Na psicopatologia clínica, o delírio se expressa de múltiplas formas. A intervenção da psiquiatria (técnica) sobre o dito delirante vai depender do contexto institucional. De todo modo, um paciente sob o risco de sofrer e/ou causar danos em torno implica numa decisão operacional delicada. Outro paciente, ancorado num sistema delirante em busca de satisfações místicas, por exemplo, demanda outro tipo de intervenção, ou mesmo a não-intervenção. E outros, muitos outros, com mil linhas de diferença subjetiva, escapam às padronizações simplistas da psiquiatria biológica. Então, na psicopatologia do delírio, a "hora da verdade" se insinua como o momento agudo de fazer algo pelo paciente, seja para além dos devaneios românticos (" a paixão do delírio"), seja fora dos eixos da violência manicomial ("prendam o delirante!"). É sempre uma tarefa a de pensar-pensando, principalmente quando alguém delira e "não sabe" que delira.
A.M
segunda-feira, 1 de maio de 2023
O que é delírio?
Delírio é um dos principais sintomas em psicopatologia clínica. Numa visão biomédica, deve ser eliminado, como, por exemplo, se faz com uma dor de cabeça.
Ou ainda, segundo essa visão, remete a uma causa, a qual sendo eliminada, cessa o efeito (sintoma). Relação linear causa-efeito. A face tosca da "inteligência psiquiátrica."

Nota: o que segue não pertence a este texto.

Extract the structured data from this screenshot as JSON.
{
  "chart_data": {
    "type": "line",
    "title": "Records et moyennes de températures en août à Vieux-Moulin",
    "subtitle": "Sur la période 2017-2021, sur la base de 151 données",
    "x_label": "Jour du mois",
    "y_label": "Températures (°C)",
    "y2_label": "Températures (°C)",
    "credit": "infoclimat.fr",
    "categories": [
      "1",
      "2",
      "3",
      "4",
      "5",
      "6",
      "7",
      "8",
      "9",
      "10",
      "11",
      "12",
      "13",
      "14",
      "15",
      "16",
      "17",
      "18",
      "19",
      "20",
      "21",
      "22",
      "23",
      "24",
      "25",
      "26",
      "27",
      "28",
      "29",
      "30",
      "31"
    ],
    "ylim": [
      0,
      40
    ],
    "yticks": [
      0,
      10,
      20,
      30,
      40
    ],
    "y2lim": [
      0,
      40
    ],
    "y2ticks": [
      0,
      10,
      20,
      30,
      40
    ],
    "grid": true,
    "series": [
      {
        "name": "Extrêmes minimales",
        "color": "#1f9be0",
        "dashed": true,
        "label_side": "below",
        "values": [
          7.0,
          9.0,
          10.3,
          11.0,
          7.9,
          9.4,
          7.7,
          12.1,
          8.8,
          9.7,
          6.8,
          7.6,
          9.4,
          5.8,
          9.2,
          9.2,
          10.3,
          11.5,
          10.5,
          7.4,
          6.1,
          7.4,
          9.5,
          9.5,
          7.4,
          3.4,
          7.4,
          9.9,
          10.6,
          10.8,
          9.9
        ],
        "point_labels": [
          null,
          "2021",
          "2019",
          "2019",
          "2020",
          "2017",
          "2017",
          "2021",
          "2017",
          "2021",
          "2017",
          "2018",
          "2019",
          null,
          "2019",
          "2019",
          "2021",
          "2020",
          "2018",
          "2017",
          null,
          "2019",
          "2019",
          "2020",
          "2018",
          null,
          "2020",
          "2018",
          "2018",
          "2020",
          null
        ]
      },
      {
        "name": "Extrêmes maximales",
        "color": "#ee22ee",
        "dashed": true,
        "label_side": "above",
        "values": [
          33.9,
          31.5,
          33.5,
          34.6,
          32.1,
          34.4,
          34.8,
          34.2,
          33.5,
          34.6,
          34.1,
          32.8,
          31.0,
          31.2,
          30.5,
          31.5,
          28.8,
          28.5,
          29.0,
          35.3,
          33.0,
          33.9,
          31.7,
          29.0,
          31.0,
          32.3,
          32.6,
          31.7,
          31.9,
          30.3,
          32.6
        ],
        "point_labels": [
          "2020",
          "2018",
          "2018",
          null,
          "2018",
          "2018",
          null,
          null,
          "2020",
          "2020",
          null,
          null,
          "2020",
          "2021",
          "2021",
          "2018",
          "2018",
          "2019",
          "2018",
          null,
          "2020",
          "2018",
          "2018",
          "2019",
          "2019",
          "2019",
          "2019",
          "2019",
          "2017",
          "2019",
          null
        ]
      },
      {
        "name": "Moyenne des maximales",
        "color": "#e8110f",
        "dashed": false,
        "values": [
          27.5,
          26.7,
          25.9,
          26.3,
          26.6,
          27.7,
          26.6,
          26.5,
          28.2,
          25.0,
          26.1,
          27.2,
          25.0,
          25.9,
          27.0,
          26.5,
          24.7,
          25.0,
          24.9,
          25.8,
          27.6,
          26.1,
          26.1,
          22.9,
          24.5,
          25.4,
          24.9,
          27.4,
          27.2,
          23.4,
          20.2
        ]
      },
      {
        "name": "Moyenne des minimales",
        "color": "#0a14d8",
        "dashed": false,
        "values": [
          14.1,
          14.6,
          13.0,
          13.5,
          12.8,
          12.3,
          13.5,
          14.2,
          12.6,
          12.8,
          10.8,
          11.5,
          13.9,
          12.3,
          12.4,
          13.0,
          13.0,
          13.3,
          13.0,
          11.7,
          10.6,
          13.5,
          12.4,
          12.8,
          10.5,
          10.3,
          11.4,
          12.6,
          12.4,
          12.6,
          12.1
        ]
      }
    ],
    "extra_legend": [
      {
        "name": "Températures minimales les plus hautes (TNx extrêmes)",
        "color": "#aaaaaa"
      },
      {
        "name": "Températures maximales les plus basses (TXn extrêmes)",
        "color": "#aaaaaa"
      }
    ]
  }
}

No âmbito dessa relação linear "causa-efeito" o conceito de delírio sofre um desvio. Não conduz ao essencial que é cuidar do paciente. Tende ao controle e à violência maquiada como terapêutica. Qual?
Segundo a etmologia da palavra , delirar é "sair dos trilhos".
Ele é uma vivência (ou seja, prenhe de afeto) em que o juízo da realidade (de si e do mundo) está alterado. Mais profundamente significa dizer que uma outra realidade foi inventada.
O que está em jogo então é a verdade. Pergunta-se: o que ele está a dizer é verdade?
A questão da verdade abrange a todos nós.A verdade vem de fora. Desde muito cedo os pais enfiam verdades na mente dos filhos. Que acreditam, claro, sem questionar. A própria identidade ( quem sou?) é uma verdade-crença.
O que conduz à busca de ajuda clínica? Há várias respostas( alterações na conduta, perda da autonomia social, incapacidade laboral, etc). Contudo, é bom lembrar que nem sempre o delirante quer ajuda. Isso é fácil de verificar.
De todo modo, o delírio em saúde mental remete a várias causas e formas clínicas. Os quadros mais graves são os que o paciente "nem mais delira" já que ele é o próprio delírio. São as psicoses graves por vezes chamadas de esquizofrenias.
A rigor, qualquer patologia mental pode apresentar delírio. Ou mesmo qualquer vivência mental não patológica ( desilusão amorosa, a morte de alguém querido, um trauma existencial, uma grande mudança, etc) pode gerar um delirio.
O capítulo sobre delírio em psicopatologia é muito extenso. Importa destacar o aspecto vivencial já que o põe como afeto, aproximando-o de experiências múltiplas: mística, esotérica, artística, sexual, amorosa, espiritual, poética, cósmica, política,entre outras.
Do ponto de vista de uma forma subjetiva (existencial) o delírio preenche uma condição de sentido. Ou seja, ele é sobretudo "produção de sentido" , daí inscrito e expresso como linguagem.
Concluindo, o delírio está em toda a parte onde há alguma crença. Ele compõe a realidade histórico-cultural do mundo e nem por isso e nem sempre risperidona e haldol lhes são prescritos. Talvez estes sirvam a delirantes cadastrados.